There are also many jobs in medical coding, a field that requires only a high-school diploma or equivalent. Medical coders work with physicians, insurance companies, and other medical professionals to translate diagnoses, procedures, medical services, and more into universal alphanumeric codes. Coders must understand how to read physician's notes, lab reports, and other results and apply codes correctly. Those codes often go into creating claims for insurance companies to pay.

“We see health information management as touching all parts of the health record,” Kadlec says. “What coding professionals do is used in much more than claims.

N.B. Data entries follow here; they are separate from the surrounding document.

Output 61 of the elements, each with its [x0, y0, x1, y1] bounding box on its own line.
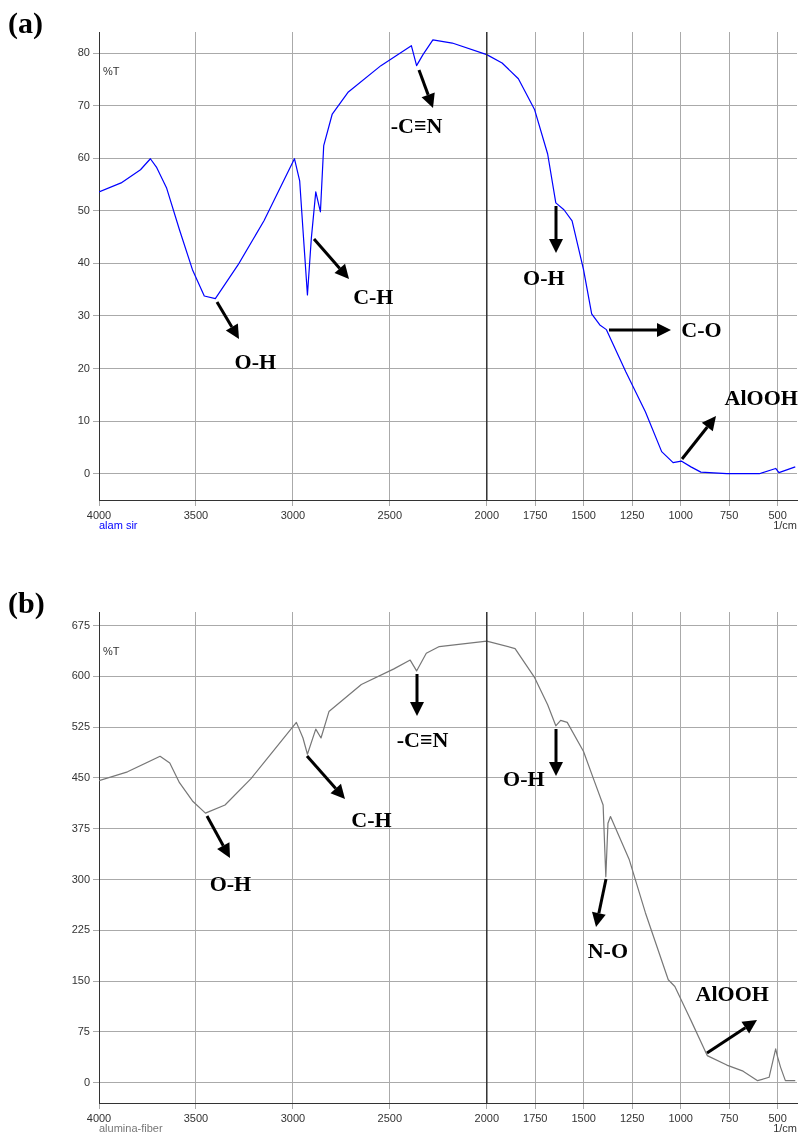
x-tick-label: 1250: [619, 1111, 645, 1124]
x-tick-label: 3000: [280, 1111, 306, 1124]
y-tick-label: 600: [71, 669, 90, 682]
y-tick-label: 60: [77, 151, 90, 164]
chart-title: (b): [8, 586, 45, 620]
x-tick-label: 1000: [668, 1111, 693, 1124]
x-tick-label: 2500: [377, 1111, 403, 1124]
x-axis-title: 1/cm: [773, 518, 797, 531]
x-tick-label: 2000: [474, 508, 500, 521]
y-tick-label: 40: [77, 256, 90, 269]
x-tick-label: 4000: [86, 1111, 112, 1124]
y-tick-label: 30: [77, 308, 90, 321]
y-tick-label: 20: [77, 361, 90, 374]
chart-title: (a): [8, 6, 43, 40]
annotation: -C≡N: [396, 726, 449, 752]
x-tick-label: 1750: [523, 1111, 548, 1124]
x-tick-label: 500: [768, 508, 787, 521]
y-tick-label: 70: [77, 98, 90, 111]
x-tick-label: 3500: [183, 1111, 209, 1124]
x-tick-label: 2000: [474, 1111, 500, 1124]
y-tick-label: 675: [71, 618, 90, 631]
x-tick-label: 750: [719, 1111, 739, 1124]
annotation: O-H: [209, 870, 252, 896]
x-tick-label: 1250: [619, 508, 645, 521]
text: alam sir: [99, 518, 138, 531]
x-tick-label: 750: [719, 508, 739, 521]
annotation: AlOOH: [695, 981, 769, 1007]
x-tick-label: 3500: [183, 508, 209, 521]
y-tick-label: 300: [71, 872, 90, 885]
annotation: O-H: [523, 264, 565, 290]
x-tick-label: 1000: [668, 508, 693, 521]
x-tick-label: 2500: [377, 508, 403, 521]
y-axis-title: %T: [103, 645, 120, 658]
x-tick-label: 500: [768, 1111, 787, 1124]
y-tick-label: 450: [71, 770, 90, 783]
y-tick-label: 525: [71, 720, 90, 733]
x-tick-label: 1500: [571, 508, 596, 521]
y-tick-label: 10: [77, 414, 90, 427]
annotation: O-H: [503, 766, 545, 792]
x-tick-label: 1750: [523, 508, 548, 521]
y-tick-label: 225: [71, 923, 90, 936]
y-tick-label: 80: [77, 46, 90, 59]
y-tick-label: 150: [71, 974, 90, 987]
annotation: O-H: [234, 349, 277, 375]
y-tick-label: 0: [83, 1075, 90, 1088]
x-axis-title: 1/cm: [773, 1121, 797, 1134]
y-tick-label: 75: [77, 1024, 90, 1037]
annotation: AlOOH: [724, 384, 798, 410]
annotation: N-O: [587, 938, 628, 964]
annotation: -C≡N: [390, 113, 443, 139]
x-tick-label: 3000: [280, 508, 306, 521]
annotation: C-H: [351, 806, 392, 832]
x-tick-label: 4000: [86, 508, 112, 521]
text: alumina-fiber: [99, 1121, 163, 1134]
y-tick-label: 0: [83, 466, 90, 479]
annotation: C-H: [353, 284, 394, 310]
y-tick-label: 375: [71, 821, 90, 834]
x-tick-label: 1500: [571, 1111, 596, 1124]
y-axis-title: %T: [103, 65, 120, 78]
annotation: C-O: [681, 317, 722, 343]
y-tick-label: 50: [77, 203, 90, 216]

They are responsible for so many things other than just getting the bill out.”


How Much Do You Make in Health Information Management?

According to the Bureau of Labor Statistics, a medical record or health information technician had a median salary of $38,040 in May 2016 with a faster-than-average job growth outlook of 13 percent from 2016 to 2026. The growth is expected to continue as the population ages and there is more demand for additional services in the medical field.  

According to ExploreHealthCareers.org, a collaborative site between health care professionals and health care organizations, an HIM professional makes between $20,000 and $75,000 annually. That’s a wide range, and it’s clear that getting some experience and education in the field can make a difference in salary. Entry-level workers with associate degrees earn about $20,000 to $30,000, those with bachelor’s degrees earn between $30,000 and $50,000, and managers with a few years of experience can make between $50,000 to $75,000.

The Bureau of Labor Statistics provides data broken down by the industries with the highest concentration of employment in the occupation, the top paying industries, and geographic region. AHIMA also provides a career map to take you through the various careers in health information management. There is also information about the various career options and updated salary study results, job data, and self-assessments.


Is Health Information Management the Right Career for You?

Many people want to work in the growing field of health care, but do not want to directly take care of patients. Health information management might be ideal for those people, and for those with a knowledge or interest in human anatomy and physiology. The field is also good for people who are interested both in health care and in technology, as many careers within HIM, especially health information technology, combine the two.

If the goal is a 40-hour work week, HIM might be the perfect fit. Pursuing jobs in HIM is also a good choice for people who value accuracy, organization, and adherence to rules and regulations, since health information is highly regulated and is concerned with medical, legal, ethical, and privacy standards.